Слова, что говорила в тот день женщина, заставили кэтаса задуматься о природе скорби. Позже он слышал подобное не раз, но именно тот, самый первый случай, прочно врезался в память. И вот сейчас, когда горе Ксая начало потихоньку выплескиваться из него тихим шепотом, Рони с удивлением заметил, насколько оно похоже на
– Что ты оплакиваешь, создатель? – спросил он вслух с любопытством.

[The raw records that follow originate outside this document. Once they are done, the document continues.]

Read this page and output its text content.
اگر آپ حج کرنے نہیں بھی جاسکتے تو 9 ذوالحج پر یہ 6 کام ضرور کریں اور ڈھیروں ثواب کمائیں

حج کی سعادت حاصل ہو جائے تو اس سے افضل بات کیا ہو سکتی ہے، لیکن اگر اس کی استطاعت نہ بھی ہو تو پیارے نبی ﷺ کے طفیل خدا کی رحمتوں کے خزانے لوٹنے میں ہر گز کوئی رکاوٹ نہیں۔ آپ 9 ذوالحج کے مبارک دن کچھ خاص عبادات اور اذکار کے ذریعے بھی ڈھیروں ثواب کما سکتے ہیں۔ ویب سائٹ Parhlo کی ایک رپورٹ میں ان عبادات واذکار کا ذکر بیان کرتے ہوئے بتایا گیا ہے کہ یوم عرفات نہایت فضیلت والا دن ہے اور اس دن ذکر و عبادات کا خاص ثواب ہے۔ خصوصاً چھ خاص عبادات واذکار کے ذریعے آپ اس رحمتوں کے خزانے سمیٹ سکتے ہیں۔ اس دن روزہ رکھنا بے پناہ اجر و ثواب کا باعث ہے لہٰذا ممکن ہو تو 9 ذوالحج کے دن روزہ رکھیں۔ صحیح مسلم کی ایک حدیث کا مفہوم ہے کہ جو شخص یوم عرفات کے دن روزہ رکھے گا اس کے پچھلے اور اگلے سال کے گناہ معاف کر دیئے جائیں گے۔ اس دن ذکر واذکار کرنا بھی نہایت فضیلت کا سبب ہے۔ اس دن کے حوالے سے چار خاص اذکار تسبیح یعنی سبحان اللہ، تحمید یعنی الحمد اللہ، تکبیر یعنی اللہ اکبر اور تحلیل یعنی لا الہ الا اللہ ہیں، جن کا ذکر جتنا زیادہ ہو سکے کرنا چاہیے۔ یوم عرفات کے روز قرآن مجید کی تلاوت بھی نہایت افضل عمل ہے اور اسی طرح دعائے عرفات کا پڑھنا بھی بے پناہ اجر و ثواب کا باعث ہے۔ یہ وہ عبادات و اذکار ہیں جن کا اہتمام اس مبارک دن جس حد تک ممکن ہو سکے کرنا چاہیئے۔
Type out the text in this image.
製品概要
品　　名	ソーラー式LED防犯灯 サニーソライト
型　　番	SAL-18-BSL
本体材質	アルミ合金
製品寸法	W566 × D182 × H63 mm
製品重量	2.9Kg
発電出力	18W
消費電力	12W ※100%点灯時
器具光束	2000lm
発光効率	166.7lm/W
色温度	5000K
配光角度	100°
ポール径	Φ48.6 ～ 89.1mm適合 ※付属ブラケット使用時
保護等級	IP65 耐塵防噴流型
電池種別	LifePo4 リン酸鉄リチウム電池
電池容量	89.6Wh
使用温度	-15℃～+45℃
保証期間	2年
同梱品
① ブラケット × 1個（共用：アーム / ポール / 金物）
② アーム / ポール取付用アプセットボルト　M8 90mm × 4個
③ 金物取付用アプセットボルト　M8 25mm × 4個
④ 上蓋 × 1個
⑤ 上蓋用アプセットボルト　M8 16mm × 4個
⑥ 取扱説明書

– Что? – вздрогнул от неожиданности Ксай.
– Я спрашиваю, кого ты оплакиваешь, если уже тогда знал, что больше не увидишь его? – Рони не ехидничал и не издевался, как делал обычно, сейчас это помешало бы его планам.
– Но это не значит… ты можешь просто дать мне побыть одному? – не стал объяснять Ксай.
– Нет, я не могу выйти за дверь, – невозмутимо ответил кэтас. – Но о чем ты сожалеешь? Объясни мне, я правда не понимаю.
– Ты не отвяжешься, да? – тяжело вздохнул Ксай.
– Нет.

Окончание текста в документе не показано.